Their survey of 2,110 teens between 11 and 14 years old found that those who regularly visited stores with point-of-sale tobacco ads were at least twice as likely to try smoking as those who made infrequent visits.
"The tobacco industry argues the purpose of advertising is to encourage smokers to switch brands, but this shows that advertising encourages teenagers to pick up a deadly habit," Henriksen said in a Stanford news release.
Point-of-sale advertising in retail outlets accounted for 90% of the tobacco industry's $12.5 billion marketing budget in 2006, according to the researchers.
Henrikson herself was "surprised by the sheer number of cigarette brand impressions" -- that is, cigarette ads, tobacco product displays and cigarette brand-labeled objects such as clocks, trash cans and cash register mats -- in convenience stores near schools.
"The exposure is unavoidable. It's impossible to miss," she said.

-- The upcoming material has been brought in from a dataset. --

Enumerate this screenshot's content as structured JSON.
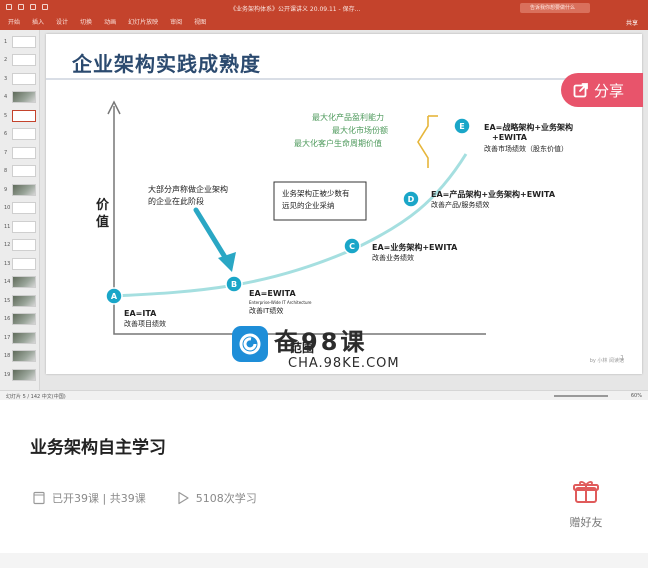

The study appears in the August issue of the journal Pediatrics.
Henriksen noted that the decline in teenage smoking has leveled off in recent years. According to federal statistics, high school students who reported current cigarette use declined sharply from a peak of 36.4% in 1997, to 21.9% in 2003. Then, the percentage dropped just a bit to 19.5 in 2009.
"The huge decreases are really starting to slow," she said. "The train won't continue downhill without further action. Regulating retail marketing would be ideal for smoking prevention."